Several things may clue a physician into a diagnosis of psychogenic rather than epileptic seizure. Resistance to antiepileptic drugs is often the first clue - 80 percent of patients with PNES have been treated with anticonvulsants first, usually without success. On the other hand, about 25 percent of epileptics are also not helped by anticonvulsive medication.
Tina suffered from irregular movements of both sides of her body. Usually when both sides of the body are involved in an epileptic seizure, the person loses consciousness, but this didn't happen to Tina. Furthermore, her shaking improved when she was distracted (which is why she didn't spill her coffee). Unlike patients with epilepsy, those with PNES rarely hurt themselves during their seizures.
PNES matches someone's concept of a seizure more than an actual epileptic seizure. For example, seizures on television often involve a person thrashing around with no particular pattern, but true epileptic seizures are usually rhythmic and repetitive. Weeping or talking during a generalized epileptic seizure is also very uncommon, but more common in PNES.
While there are many other ways to help distinguish between a psychogenic and an epileptic seizure, none of them is completely foolproof. When diagnosing PNES in a person with a convincing history of epilepsy, a doctor must be very careful of other health problems masquerading as PNES. Real seizures that come from the fontal lobe, for example, often remind physicians of PNES.

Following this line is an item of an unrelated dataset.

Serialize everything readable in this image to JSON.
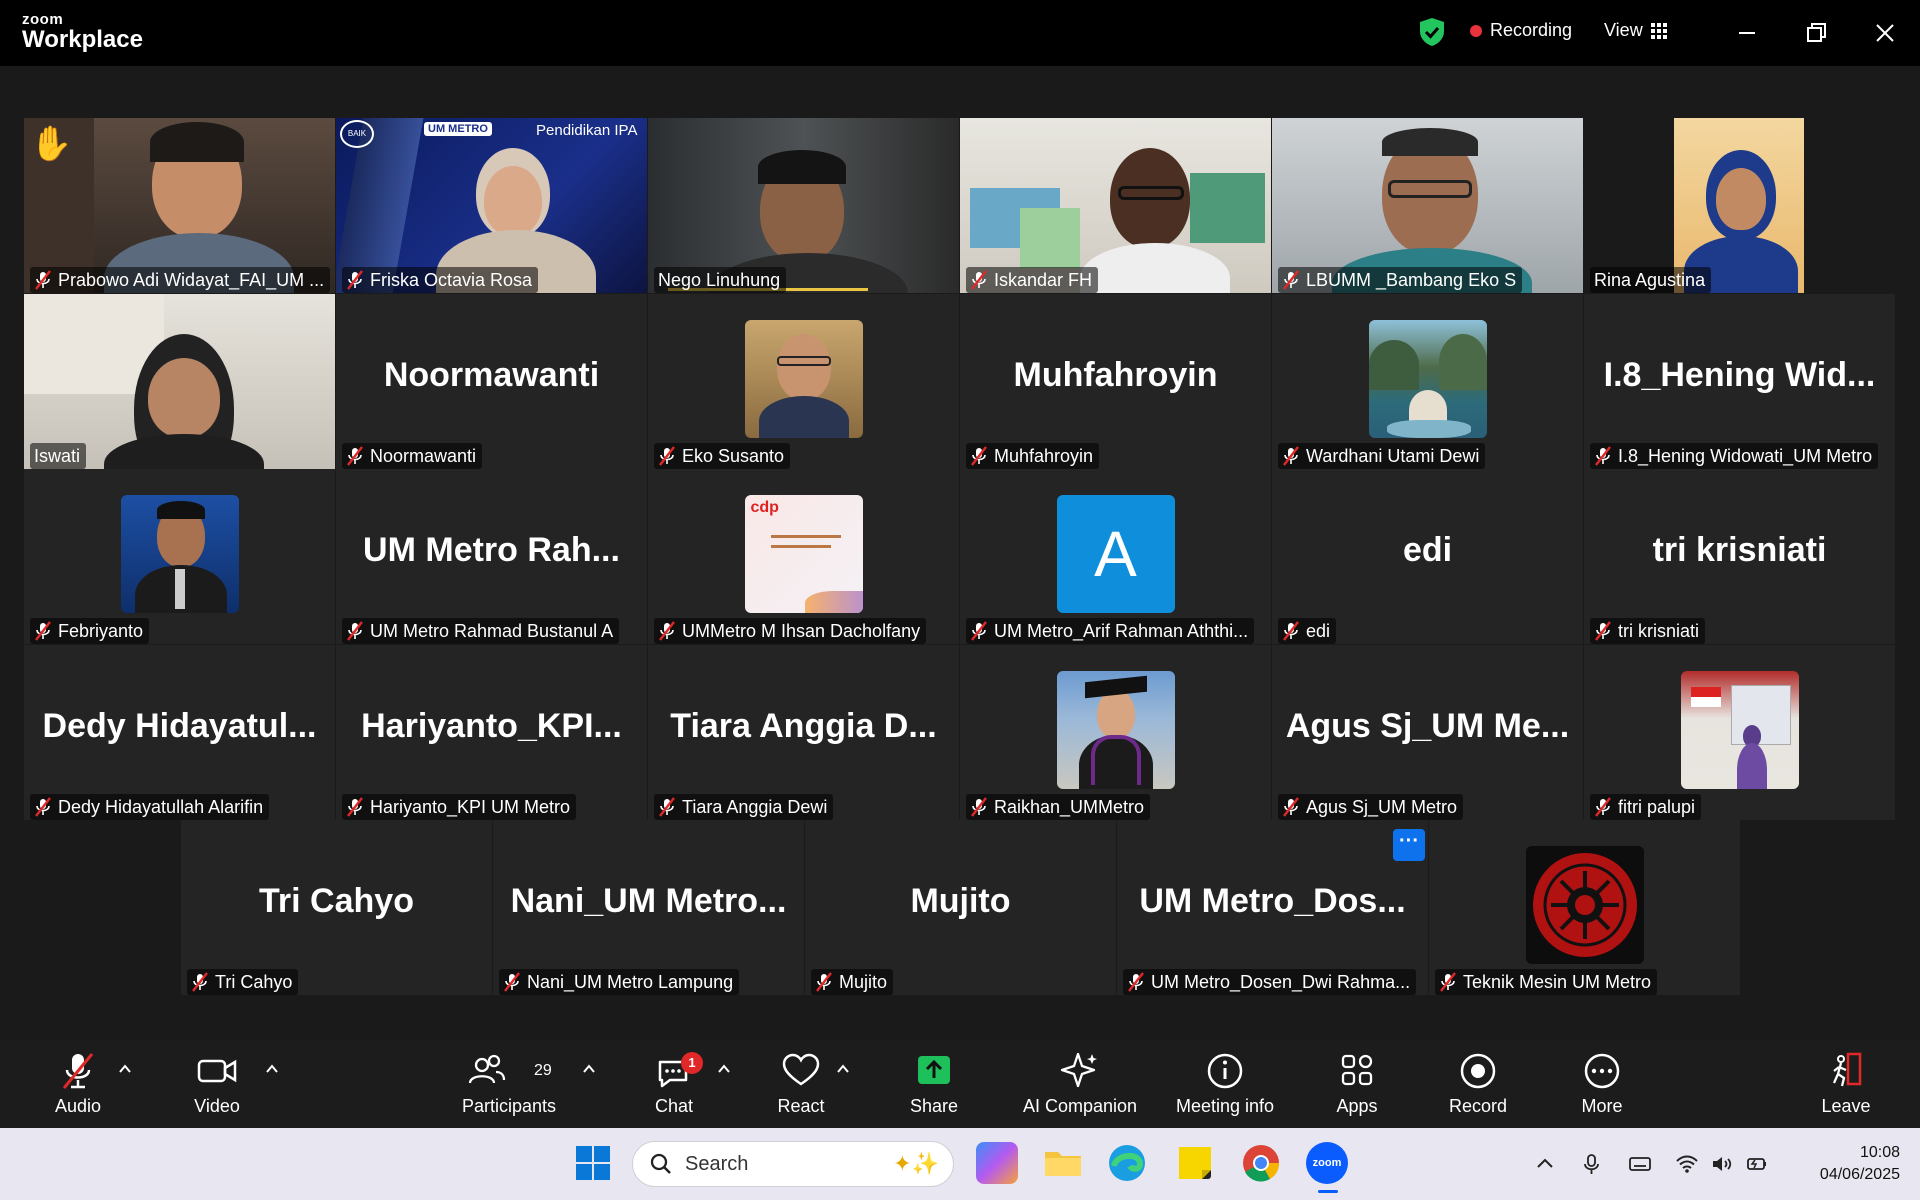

The best way to tell a psychogenic from an epileptic seizure is to use an electroencephalogram that records the seizure activity. Epileptic seizures cause particular abnormalities on an EEG that are not seen during a psychogenic seizure.
How Are Psychogenic Seizures Treated?
Education is critical, as learning about this conversion disorder often affects how people recover. According to some estimates, almost 50 to 70 percent of people with PNES become free of symptoms after the diagnosis is made. In my experience, this percentage is overly-optimistic, but education still remains an important first step to healing.
Many people initially react to a diagnosis of any conversion disorder with disbelief, denial, anger and even hostility, especially if they already have been diagnosed with a disease like epilepsy. A mental-health professional should be consulted to treat anxiety or depression. Even if the patient is being worked up for other causes of epilepsy, around 50 percent of epileptics suffer from depression and would also benefit from a psychological evaluation.
What Improves the Chances of Recovery?
People who are younger when the diagnosis is made, with few other complaints and milder episodes have a higher chance of improving. The most important factor is the duration of the illness. If someone has spent years being treated for epilepsy, even if they have all the signs of a conversion disorder, that person is less likely to recover.
The reason people with conversion disorder are less likely to improve if they have been treated for epilepsy for a long time probably involves the concept of reinforcement. According to this theory, each pill taken for epilepsy, each doctor who makes an incorrect diagnosis, even friends supporting the person reinforce the unconscious belief that the symptoms are caused by epilepsy. Such a deeply rooted belief is more difficult to get rid of, even with a more truthful and accurate diagnosis.
Like other forms of conversion disorder, PNES is a diagnosis of exclusion. This means that a doctor making this diagnosis should keep an open mind and consider the possibility that something besides a psychiatric complaint is causing the seizure activity, and then make every effort to rule out such possibilities. Similarly, it is important that patients keep an open mind about the possibility that their problem is psychological and get the help they need.